- Born: January 6, 1973 (age 53) Uherské Hradiště, Czechoslovakia
- Height: 6 ft 3 in (191 cm)
- Weight: 203 lb (92 kg; 14 st 7 lb)
- Position: Defence
- Shot: Right
- Played for: HC Zlín HC Železárny Třinec HC Slezan Opava Starbulls Rosenheim HIFK HC České Budějovice EHC Linz HC Neftekhimik Nizhnekamsk Leksands IF HC Lasselsberger Plzeň Anyang Halla Totempo HvIK HK 32 Liptovský Mikuláš
- Playing career: 1991–2013

= Patrik Hučko =

Czech ice hockey defencemen

Patrik Hučko (born January 6, 1973) is a Czech former professional ice hockey defenceman.

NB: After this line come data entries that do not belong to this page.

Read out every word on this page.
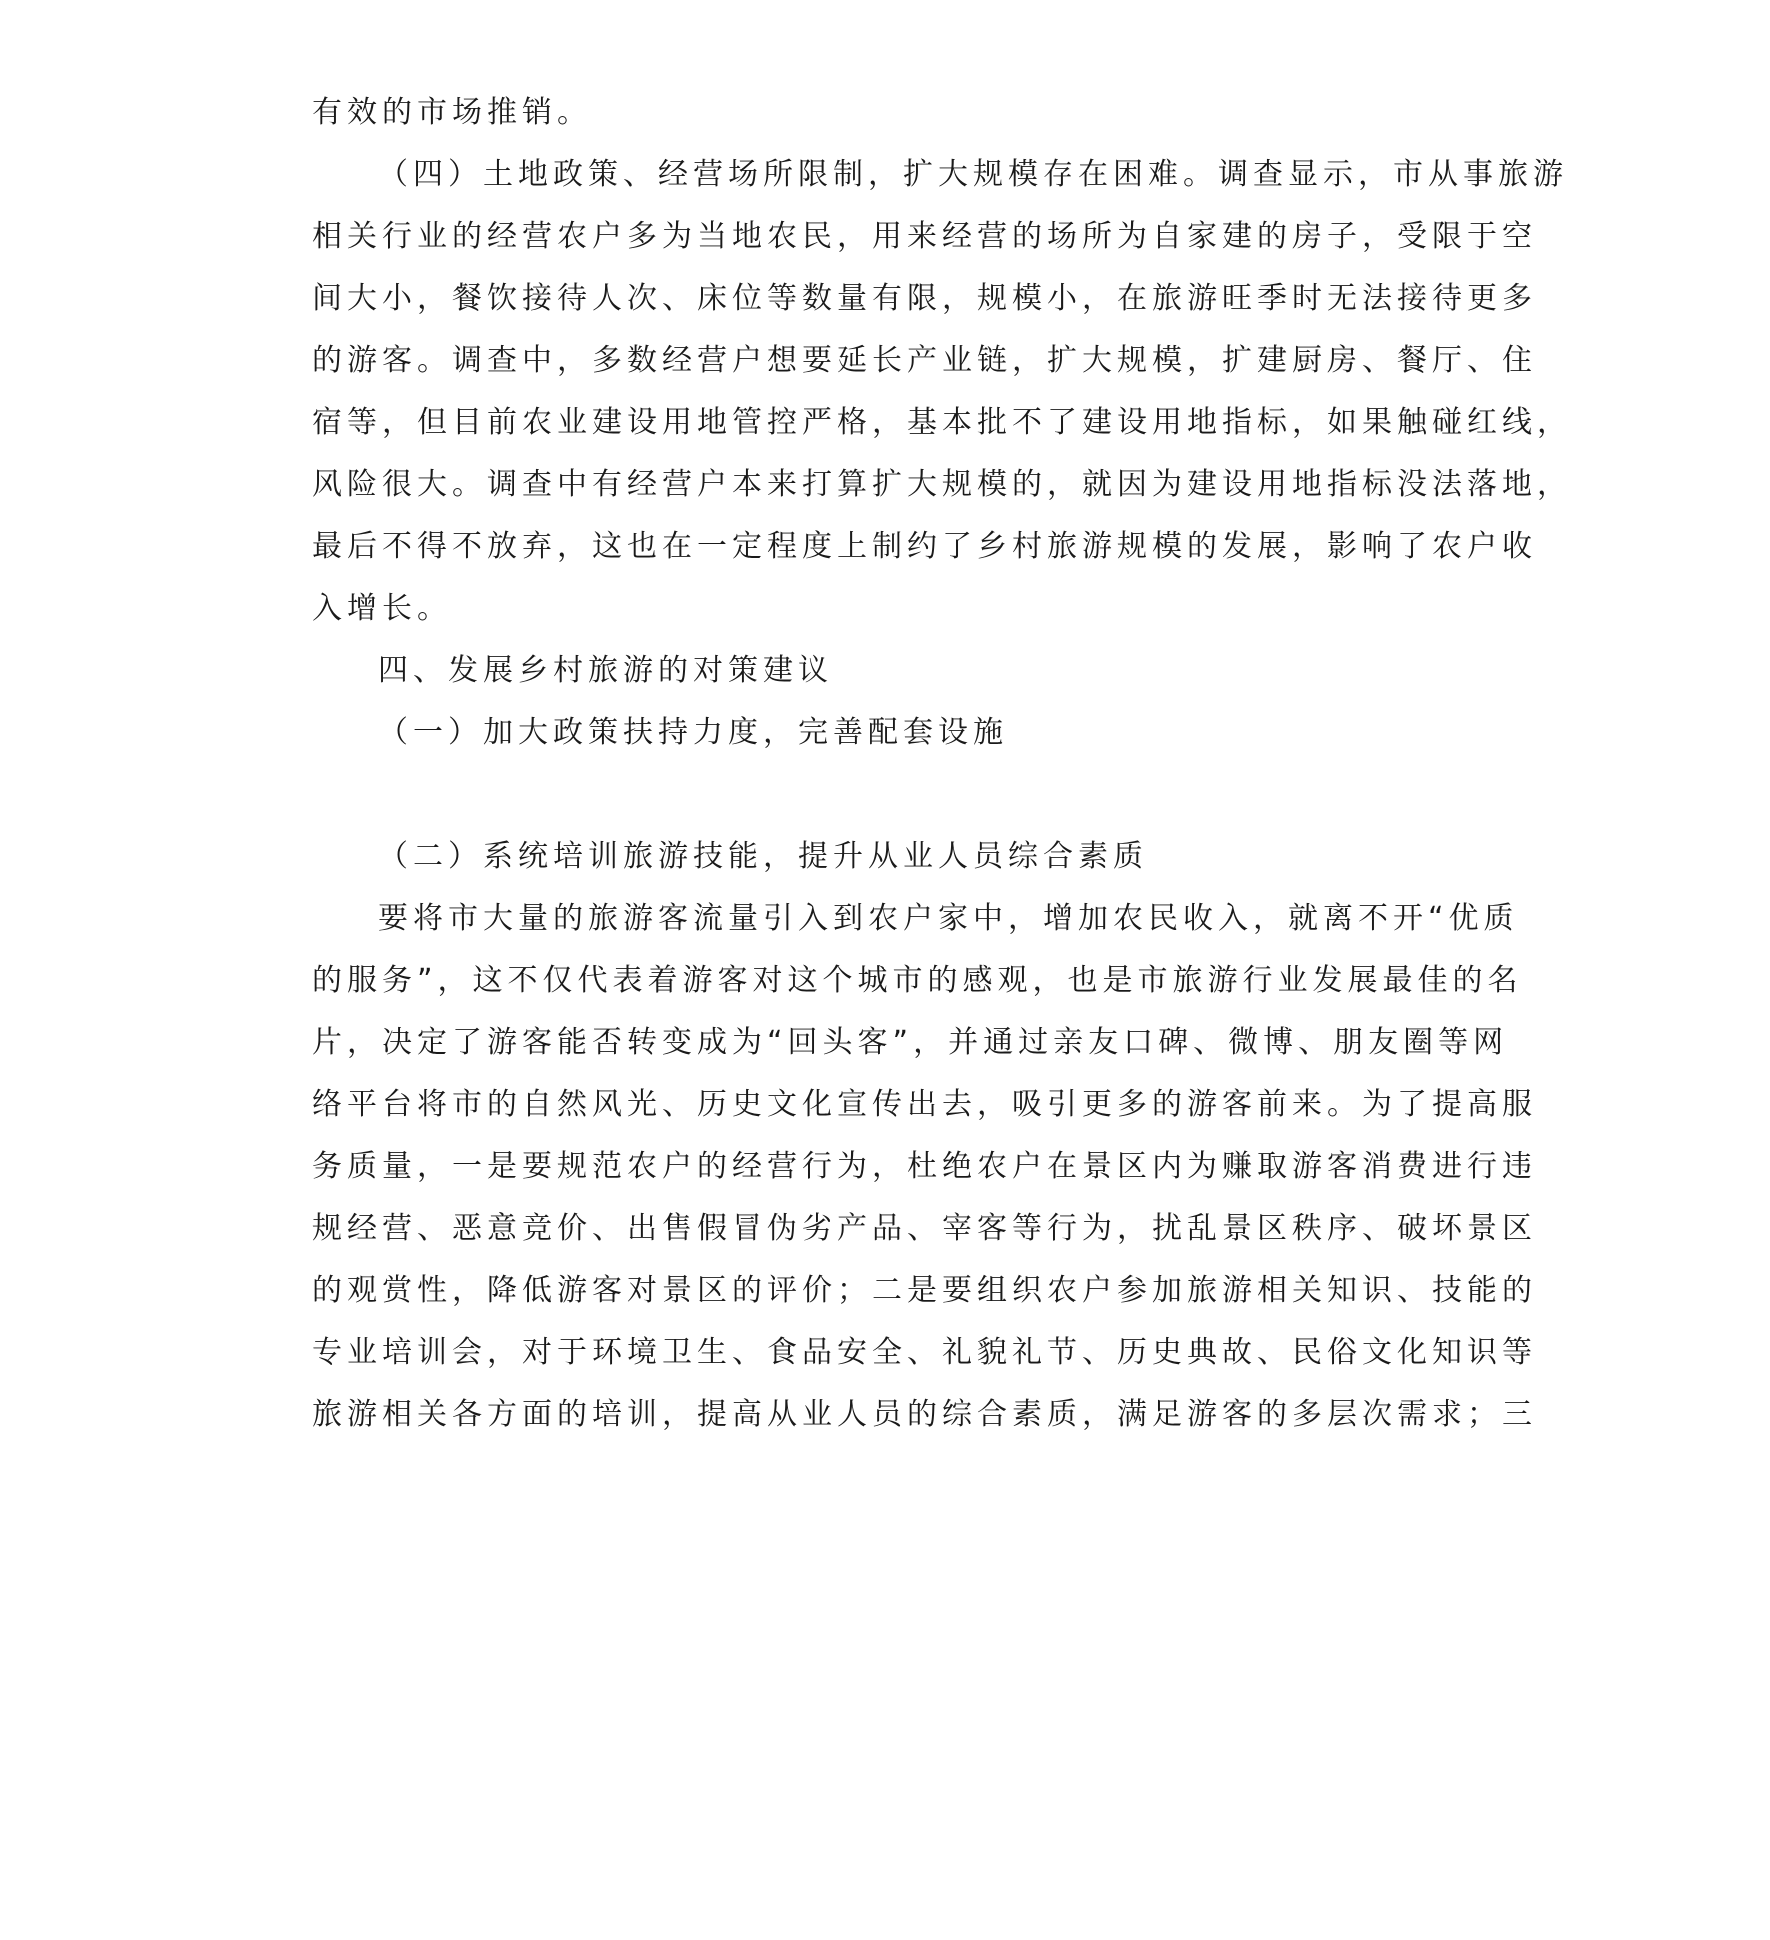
有效的市场推销。
（四）土地政策、经营场所限制，扩大规模存在困难。调查显示，市从事旅游
相关行业的经营农户多为当地农民，用来经营的场所为自家建的房子，受限于空
间大小，餐饮接待人次、床位等数量有限，规模小，在旅游旺季时无法接待更多
的游客。调查中，多数经营户想要延长产业链，扩大规模，扩建厨房、餐厅、住
宿等，但目前农业建设用地管控严格，基本批不了建设用地指标，如果触碰红线，
风险很大。调查中有经营户本来打算扩大规模的，就因为建设用地指标没法落地，
最后不得不放弃，这也在一定程度上制约了乡村旅游规模的发展，影响了农户收
入增长。
四、发展乡村旅游的对策建议
（一）加大政策扶持力度，完善配套设施
（二）系统培训旅游技能，提升从业人员综合素质
要将市大量的旅游客流量引入到农户家中，增加农民收入，就离不开“优质
的服务”，这不仅代表着游客对这个城市的感观，也是市旅游行业发展最佳的名
片，决定了游客能否转变成为“回头客”，并通过亲友口碑、微博、朋友圈等网
络平台将市的自然风光、历史文化宣传出去，吸引更多的游客前来。为了提高服
务质量，一是要规范农户的经营行为，杜绝农户在景区内为赚取游客消费进行违
规经营、恶意竞价、出售假冒伪劣产品、宰客等行为，扰乱景区秩序、破坏景区
的观赏性，降低游客对景区的评价；二是要组织农户参加旅游相关知识、技能的
专业培训会，对于环境卫生、食品安全、礼貌礼节、历史典故、民俗文化知识等
旅游相关各方面的培训，提高从业人员的综合素质，满足游客的多层次需求；三
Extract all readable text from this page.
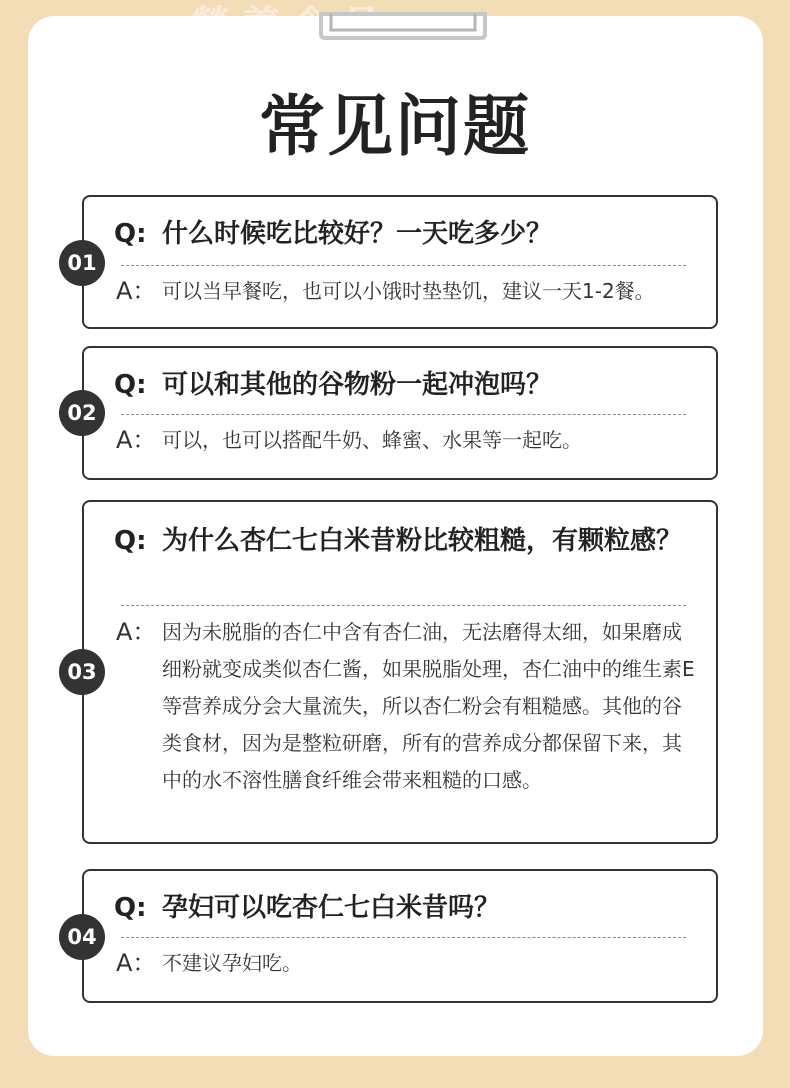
常见问题
Q: 什么时候吃比较好？一天吃多少？
A： 可以当早餐吃，也可以小饿时垫垫饥，建议一天1-2餐。
01
Q: 可以和其他的谷物粉一起冲泡吗？
A： 可以，也可以搭配牛奶、蜂蜜、水果等一起吃。
02
Q: 为什么杏仁七白米昔粉比较粗糙，有颗粒感？
A： 因为未脱脂的杏仁中含有杏仁油，无法磨得太细，如果磨成细粉就变成类似杏仁酱，如果脱脂处理，杏仁油中的维生素E等营养成分会大量流失，所以杏仁粉会有粗糙感。其他的谷类食材，因为是整粒研磨，所有的营养成分都保留下来，其中的水不溶性膳食纤维会带来粗糙的口感。
03
Q: 孕妇可以吃杏仁七白米昔吗？
A： 不建议孕妇吃。
04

Hučko played in the Czech Extraliga for HC Zlín, HC Železárny Třinec, HC Slezan Opava, HC České Budějovice and HC Lasselsberger Plzeň. He won a league championship with Zlín in 2004.

He also played in the Deutsche Eishockey Liga for Starbulls Rosenheim, the SM-liiga for HIFK, the Russian Superleague for HC Neftekhimik Nizhnekamsk and the Elitserien for Leksands IF.